St. Anthony Claret

1807-1870

Although later an official in the royal Spanish court, St. Anthony Claret was the son of a weaver, and he himself learned and practiced the craft, as well as the craft of printing.

Throughout this craftman’s period, this deeply religious young man intended to enter the service of the Church. Although ordained a diocesan priest in 1835, he still thought he was called to the religious life. Would it be as a Carthusian hermit or a Jesuit missionary? His own uncertain health eventually provided the answer. The hermit’s life was too rigorous for his frail constitution, and when he became a Jesuit novice and then took ill, the Jesuit superior advised him to go back home and work as a missionary among his own people.

For the next ten years, Father Anthony traveled through his native Catalonia, giving missions and retreats, with the Holy Eucharist and the Immaculate Heart of Mary as his constant themes. Thus he came to be one of Spain’s best-known preachers. To promote home missions still more effectively, he not only aided St. Joaquina de Mas Vedruna, foundress of the Carmelite Sisters of Charity, but also in 1849 founded, to continue his missionary efforts, the “Missionary Sons of the Immaculate Heart of Mary,” (C.F.M.), better know as the “Claretians.”

In 1850, Father Anthony was named archbishop of Santiago, Cuba. During his initial pastoral tours of this archdiocese, he saw that religious reform was an urgent necessity. There were too many common-law marriages; there were too many children born out of wedlock. But not all Cubans were ready to accept reform. A violent anti-Christian clique tried several times to take the archbishop’s life. One man almost succeeded. He seriously wounded Claret after the archbishop had converted the would-be-assassin’s mistress to a better life. The assailant was condemned to death, but St. Anthony pleaded successfully for his life. Meanwhile Anthony the saint was also helping his Cuban people by promoting modern agricultural techniques and establishing credit unions for the poor.

In 1857, Isabella II, the reigning queen of Spain, called the archbishop home to become her confessor. Actually Anthony stayed away from her court activities as much as possible, and renewed his preaching apostolate. (He is said to have preached 10,000 sermons in his life!) Once again, he also promoted knowledge and devotion by positive means.
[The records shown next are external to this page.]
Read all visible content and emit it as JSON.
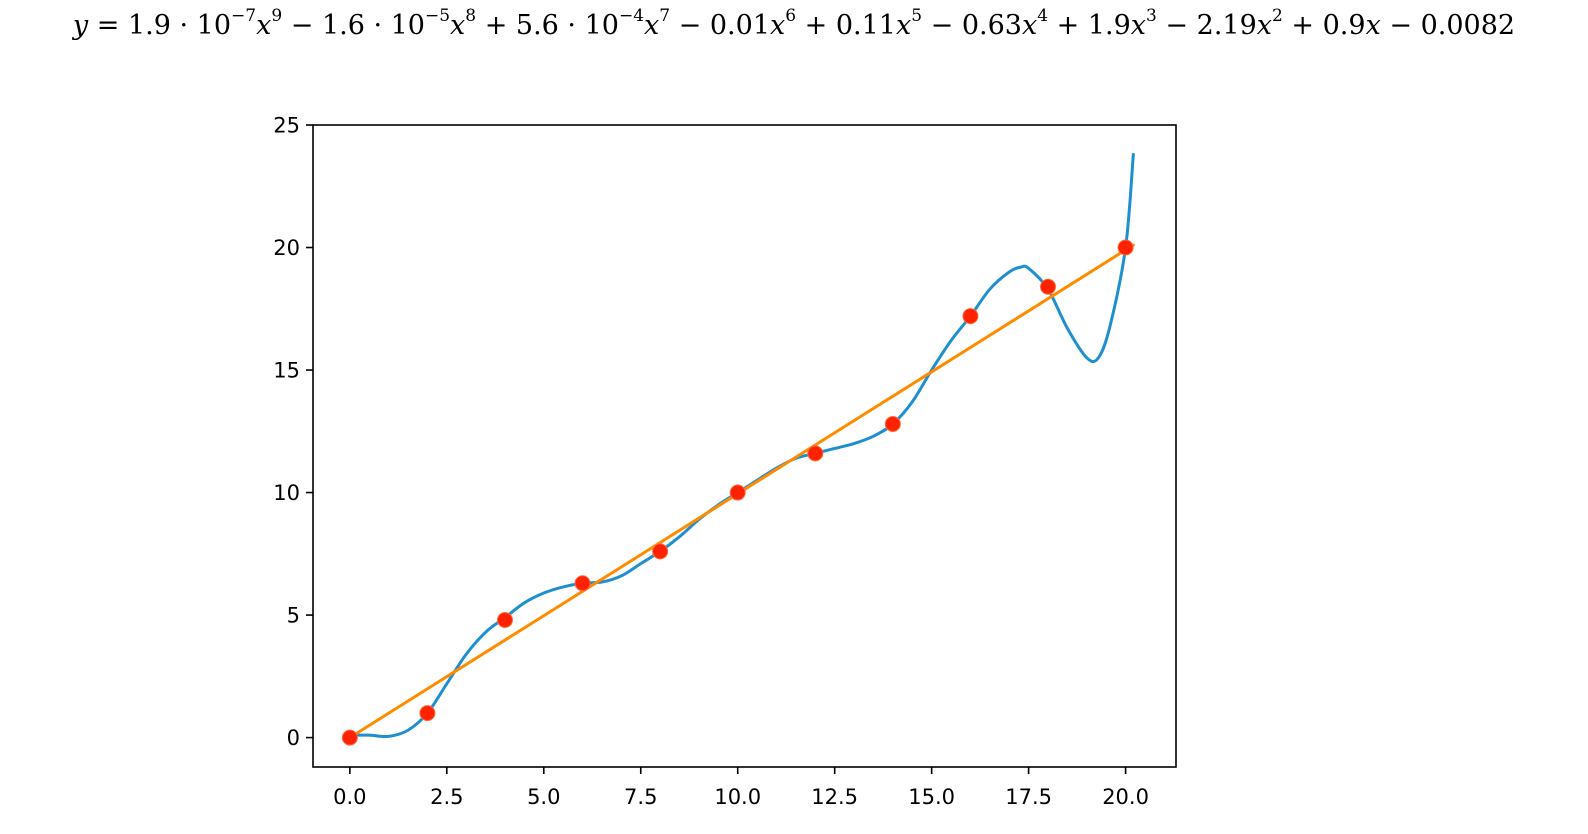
{
  "equation": {
    "lhs": "y",
    "equals": " = ",
    "terms": [
      {
        "coef": "1.9 · 10",
        "coef_exp": "−7",
        "var": "x",
        "exp": "9"
      },
      {
        "op": " − ",
        "coef": "1.6 · 10",
        "coef_exp": "−5",
        "var": "x",
        "exp": "8"
      },
      {
        "op": " + ",
        "coef": "5.6 · 10",
        "coef_exp": "−4",
        "var": "x",
        "exp": "7"
      },
      {
        "op": " − ",
        "coef": "0.01",
        "var": "x",
        "exp": "6"
      },
      {
        "op": " + ",
        "coef": "0.11",
        "var": "x",
        "exp": "5"
      },
      {
        "op": " − ",
        "coef": "0.63",
        "var": "x",
        "exp": "4"
      },
      {
        "op": " + ",
        "coef": "1.9",
        "var": "x",
        "exp": "3"
      },
      {
        "op": " − ",
        "coef": "2.19",
        "var": "x",
        "exp": "2"
      },
      {
        "op": " + ",
        "coef": "0.9",
        "var": "x",
        "exp": ""
      },
      {
        "op": " − ",
        "coef": "0.0082",
        "var": "",
        "exp": ""
      }
    ]
  },
  "chart_data": {
    "type": "scatter",
    "title": "",
    "xlabel": "",
    "ylabel": "",
    "xlim": [
      -0.95,
      21.3
    ],
    "ylim": [
      -1.2,
      25
    ],
    "xticks": [
      "0.0",
      "2.5",
      "5.0",
      "7.5",
      "10.0",
      "12.5",
      "15.0",
      "17.5",
      "20.0"
    ],
    "yticks": [
      "0",
      "5",
      "10",
      "15",
      "20",
      "25"
    ],
    "grid": false,
    "legend": "none",
    "series": [
      {
        "kind": "points",
        "color": "#ff2200",
        "edge_color": "#ff6a3a",
        "x": [
          0,
          2,
          4,
          6,
          8,
          10,
          12,
          14,
          16,
          18,
          20
        ],
        "y": [
          0,
          1.0,
          4.8,
          6.3,
          7.6,
          10.0,
          11.6,
          12.8,
          17.2,
          18.4,
          20.0
        ]
      },
      {
        "kind": "line",
        "color": "#1f8fcf",
        "x": [
          0,
          0.5,
          1.0,
          1.5,
          2.0,
          2.5,
          3.0,
          3.5,
          4.0,
          4.5,
          5.0,
          5.5,
          6.0,
          6.5,
          7.0,
          7.5,
          8.0,
          8.5,
          9.0,
          9.5,
          10.0,
          10.5,
          11.0,
          11.5,
          12.0,
          12.5,
          13.0,
          13.5,
          14.0,
          14.5,
          15.0,
          15.5,
          16.0,
          16.5,
          17.0,
          17.3,
          17.5,
          18.0,
          18.5,
          19.0,
          19.3,
          19.6,
          20.0,
          20.2
        ],
        "y": [
          0.1,
          0.1,
          0.05,
          0.3,
          1.0,
          2.2,
          3.4,
          4.3,
          4.9,
          5.5,
          5.9,
          6.15,
          6.3,
          6.35,
          6.6,
          7.1,
          7.6,
          8.2,
          8.9,
          9.5,
          10.0,
          10.5,
          11.0,
          11.4,
          11.6,
          11.8,
          12.0,
          12.3,
          12.8,
          13.7,
          15.0,
          16.2,
          17.2,
          18.3,
          19.0,
          19.2,
          19.15,
          18.3,
          16.7,
          15.5,
          15.5,
          16.8,
          20.0,
          23.8
        ]
      },
      {
        "kind": "line",
        "color": "#ff8c00",
        "x": [
          0,
          20.2
        ],
        "y": [
          0,
          20.1
        ]
      }
    ]
  }
}
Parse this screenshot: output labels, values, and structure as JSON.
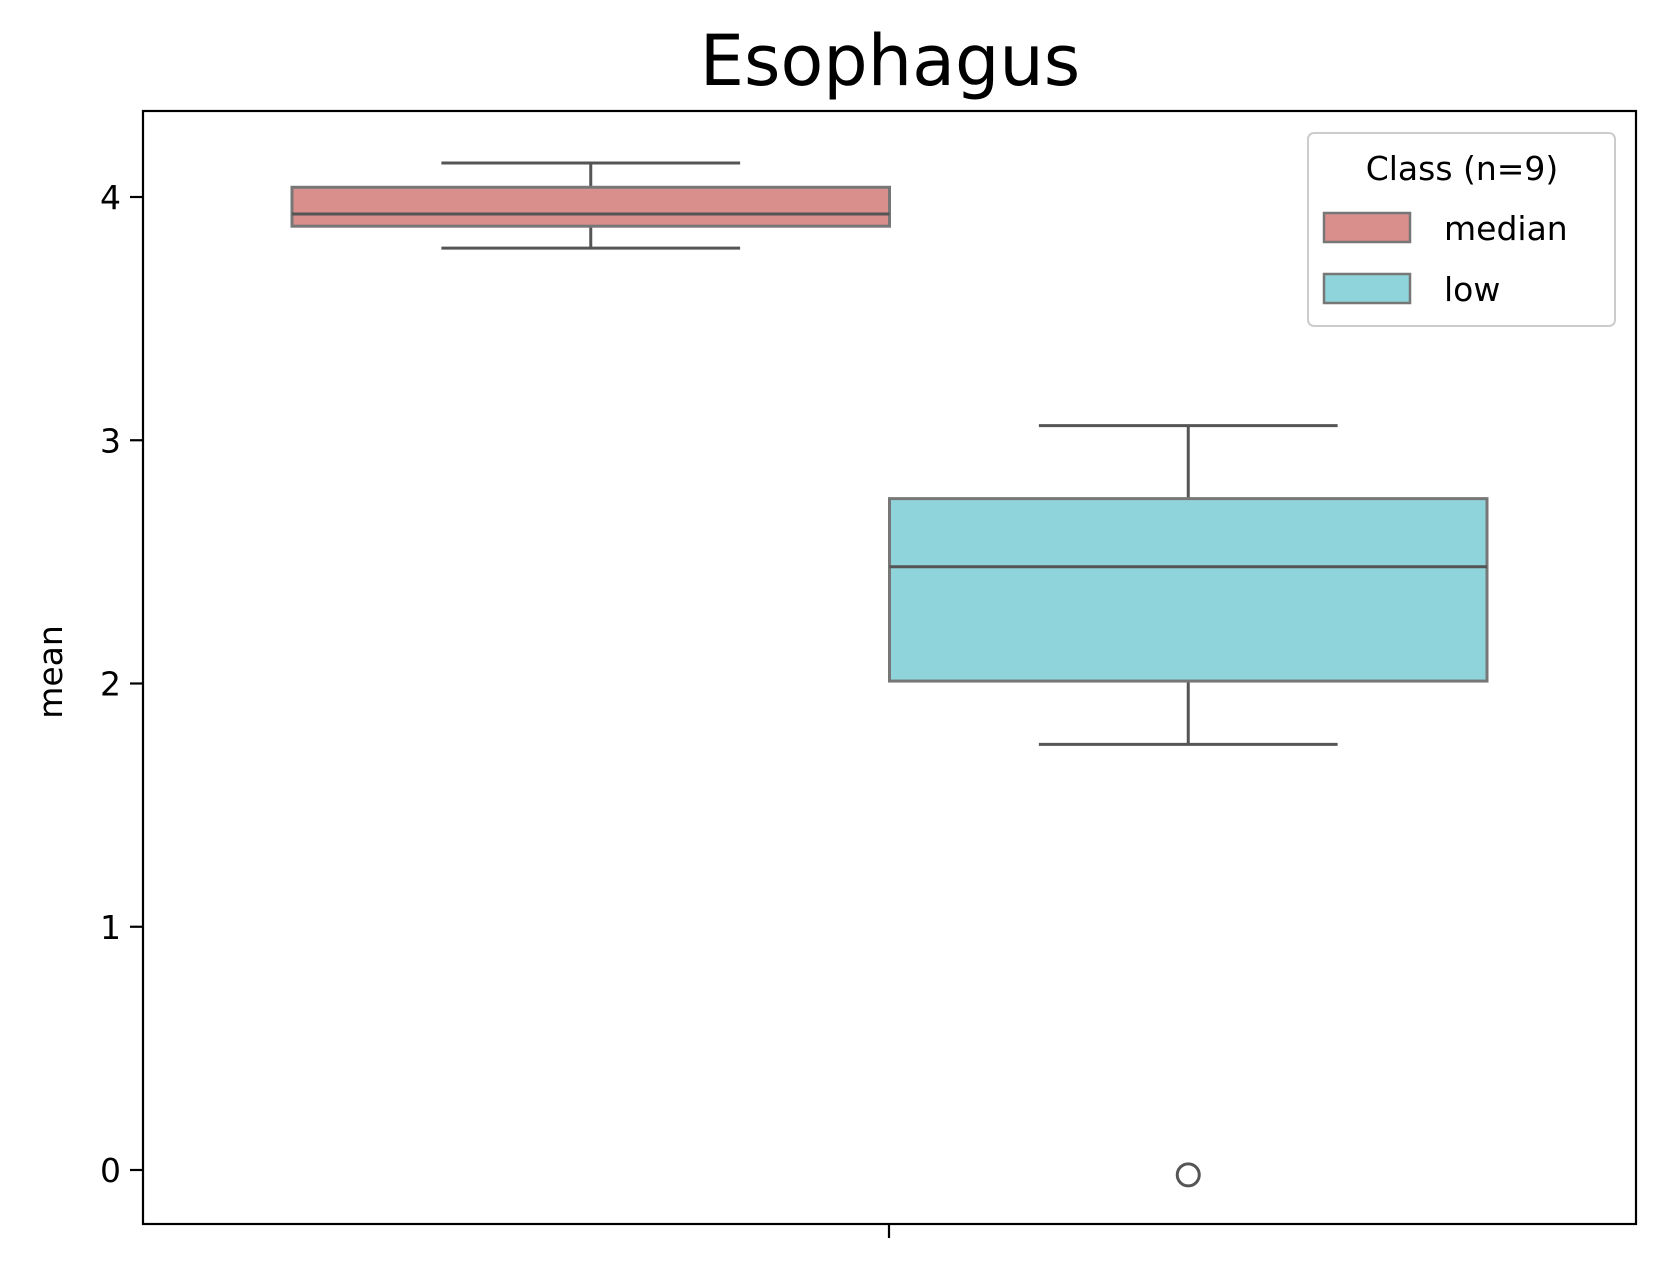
{
  "chart_data": {
    "type": "box",
    "title": "Esophagus",
    "xlabel": "",
    "ylabel": "mean",
    "ylim": [
      -0.22,
      4.35
    ],
    "yticks": [
      0,
      1,
      2,
      3,
      4
    ],
    "grid": false,
    "legend": {
      "title": "Class (n=9)",
      "placement": "top-right"
    },
    "series": [
      {
        "name": "median",
        "color": "#d98f8c",
        "whisker_low": 3.79,
        "q1": 3.88,
        "median": 3.93,
        "q3": 4.04,
        "whisker_high": 4.14,
        "outliers": []
      },
      {
        "name": "low",
        "color": "#8fd4da",
        "whisker_low": 1.75,
        "q1": 2.01,
        "median": 2.48,
        "q3": 2.76,
        "whisker_high": 3.06,
        "outliers": [
          -0.02
        ]
      }
    ],
    "line_color": "#555555"
  }
}
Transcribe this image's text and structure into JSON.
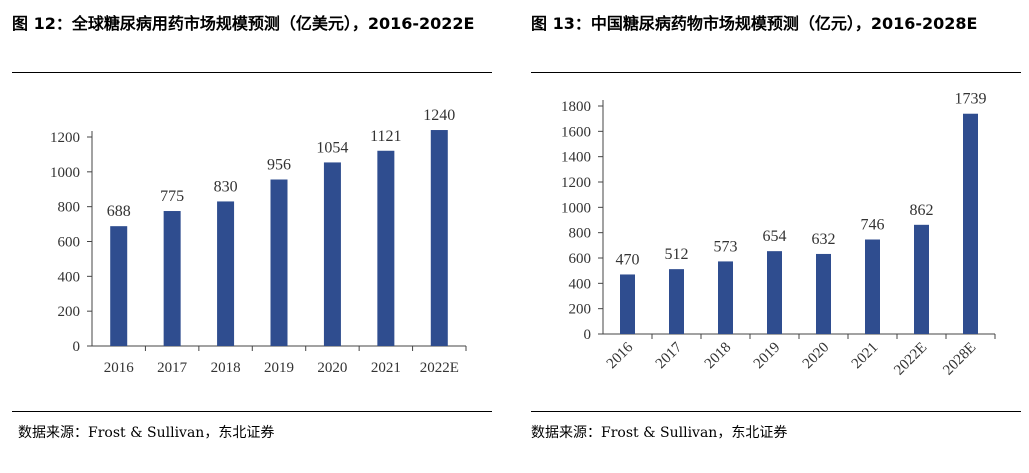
{
  "left": {
    "figure_title": "图 12：全球糖尿病用药市场规模预测（亿美元），2016-2022E",
    "source": "数据来源：Frost & Sullivan，东北证券"
  },
  "right": {
    "figure_title": "图 13：中国糖尿病药物市场规模预测（亿元），2016-2028E",
    "source": "数据来源：Frost & Sullivan，东北证券"
  },
  "colors": {
    "bar": "#2f4d8f",
    "axis": "#444444"
  },
  "chart_data": [
    {
      "type": "bar",
      "title": "全球糖尿病用药市场规模预测（亿美元），2016-2022E",
      "categories": [
        "2016",
        "2017",
        "2018",
        "2019",
        "2020",
        "2021",
        "2022E"
      ],
      "values": [
        688,
        775,
        830,
        956,
        1054,
        1121,
        1240
      ],
      "ylim": [
        0,
        1200
      ],
      "yticks": [
        0,
        200,
        400,
        600,
        800,
        1000,
        1200
      ],
      "xlabel": "",
      "ylabel": "",
      "grid": false,
      "xtick_rotation": 0
    },
    {
      "type": "bar",
      "title": "中国糖尿病药物市场规模预测（亿元），2016-2028E",
      "categories": [
        "2016",
        "2017",
        "2018",
        "2019",
        "2020",
        "2021",
        "2022E",
        "2028E"
      ],
      "values": [
        470,
        512,
        573,
        654,
        632,
        746,
        862,
        1739
      ],
      "ylim": [
        0,
        1800
      ],
      "yticks": [
        0,
        200,
        400,
        600,
        800,
        1000,
        1200,
        1400,
        1600,
        1800
      ],
      "xlabel": "",
      "ylabel": "",
      "grid": false,
      "xtick_rotation": -45
    }
  ]
}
At Barcelona he established the Libreria Religiosa, which distributed thousands of religious and cultural works. He himself wrote some 200 of these books and pamphlets. He likewise set up a science laboratory, a museum of natural history, and schools of music and languages. But in his efforts as a communicator he continued to be motivated by his deeply charismatic spirituality.

Despite Anthony’s detachment from court life, he became the object of vicious slander on the part of the queen’s enemies. When the latter revolted and deposed Isabella in 1868, the archbishop also had to flee the country. He went to Italy and took an active part in the First Vatican Council. Then he settled, for the time being, at Narbonne, France, hoping that he might be soon re-admitted to Spain. But he died in exile on October 24, 1870. Pope Pius XII canonized this very modern churchman in 1950.

The Claretian Fathers came to the United States in 1902. Since then they have been active in the care of the Spanish-speaking. They likewise do considerable publishing, in the spirit of their founder. (U.S.Catholic is one of their publications.) In 1925 they inaugurated the national shrine of St. Jude in Chicago. American popular devotion to this “saint of the impossible” owes much to the efforts of these disciples of St. Anthony Claret.